Doch, liebe Brüder und Schwestern, machen wir es uns da nicht vielleicht doch ein wenig zu leicht, wenn wir unsere Kirchenkritik anbringen und aufzählen, was unserer Meinung nach alles falsch läuft?! Natürlich dürfen und sollen wir Missstände aufzeigen. Aber das darf nicht zur Ausrede oder zur Ablenkungsstrategie von uns selbst werden.
Dominus flevit. Weint der Herr nicht vielleicht auch über uns, über dich und mich, über jeden einzelnen?
Die vielen Missstände, die wir in der Kirche, in der Gesellschaft, im Staat oder sonstwo wahrnehmen und nur zu gerne kritisieren, dürfen uns nicht darüber hinwegtäuschen, dass es gewiss auch in unserem eigenen Leben gilt, eine Tempelreinigung zu betreiben.
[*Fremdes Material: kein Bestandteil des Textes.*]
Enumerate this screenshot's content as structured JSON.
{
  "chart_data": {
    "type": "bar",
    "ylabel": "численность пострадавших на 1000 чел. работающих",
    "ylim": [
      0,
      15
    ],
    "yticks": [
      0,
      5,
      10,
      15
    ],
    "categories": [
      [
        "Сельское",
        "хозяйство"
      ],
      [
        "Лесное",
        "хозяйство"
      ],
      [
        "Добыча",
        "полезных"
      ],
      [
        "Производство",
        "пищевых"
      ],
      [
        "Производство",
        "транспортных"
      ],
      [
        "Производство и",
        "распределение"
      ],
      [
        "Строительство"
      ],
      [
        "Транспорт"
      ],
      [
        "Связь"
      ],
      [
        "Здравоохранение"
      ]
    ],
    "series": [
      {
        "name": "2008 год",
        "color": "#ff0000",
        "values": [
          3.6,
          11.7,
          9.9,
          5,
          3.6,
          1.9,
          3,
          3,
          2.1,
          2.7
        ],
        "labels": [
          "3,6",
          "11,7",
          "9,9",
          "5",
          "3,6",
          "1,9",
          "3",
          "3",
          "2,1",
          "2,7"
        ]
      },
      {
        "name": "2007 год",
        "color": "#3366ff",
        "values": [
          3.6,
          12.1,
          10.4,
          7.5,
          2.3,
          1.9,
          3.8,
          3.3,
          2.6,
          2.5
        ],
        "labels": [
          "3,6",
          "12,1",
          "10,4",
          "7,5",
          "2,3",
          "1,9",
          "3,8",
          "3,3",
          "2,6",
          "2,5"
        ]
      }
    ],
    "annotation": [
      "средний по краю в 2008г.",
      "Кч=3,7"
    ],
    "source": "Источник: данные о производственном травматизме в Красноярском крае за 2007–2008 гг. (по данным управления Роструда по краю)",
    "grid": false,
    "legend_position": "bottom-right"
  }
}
Dominus flevit. Der Herr weinte und er weint über seine Kirche - gerade weil es in ihr den Sünder gibt. Und einer davon, das darf ich nie vergessen, bin ich selbst!
Die Mahnung des hl. Paulus aus der Epistel ist auch an mich persönlich gerichtet:
Bin ich nicht selbst manchmal lüstern nach dem Bösen?
Werde ich nicht selbst manchmal zum Götzendiener, wenn ich etwas anderes als Gott an die erste Stelle setze?
Bin ich nicht selbst manchmal sehr schnell im Murren, wenn mir etwas nicht passt?
Mache ich mir manchmal nicht selbst vor, dass ich feststehe im Glauben, obwohl ich doch dem Fall so nahe bin?

Dominus flevit. - Der Herr weinte.
Ja, Herr, du hast Grund genug zu weinen, wenn du mich betrachtest.
Doch dein Weinen ist auch mein Trost: Ich bin dir nicht egal. Es geht dir zu Herzen, dass ich in die Irre gehe.
Und die Worte deines Apostels gelten auch mir: Du bist der getreue Gott, der nicht zulässt, dass ich über meine Kräfte versucht werde und der mir in der Versuchung auch einen guten Ausweg gibt, sodass ich bestehen kann.
Herr, du weinst.
Du weinst über Jerusalem, du weinst über deine Kirche, du weinst über mich armen Sünder!
Gib, dass mir deine Tränen so zu Herzen gehen, wie meine Sünde dir zu Herzen geht.
Gib, dass deine Tränen mich bewegen, selbst über meine Sünden zu weinen.
Gib, dass deine Tränen dazu führen, dass ich mich bessere.
Gib, dass deine Tränen eine neue Umkehr und Hinkehr zu dir in deinem ganzen heiligen Volk und auf der ganzen Welt bewirken.
Gib, dass deine Tränen nicht umsonst fließen, sondern tränke mit ihnen den Acker deiner Kirche, dass das Heilige in ihr immer mehr wachse. Und - um die Worte eines Gebetes aus China zu gebrauchen - fange bei mir damit an.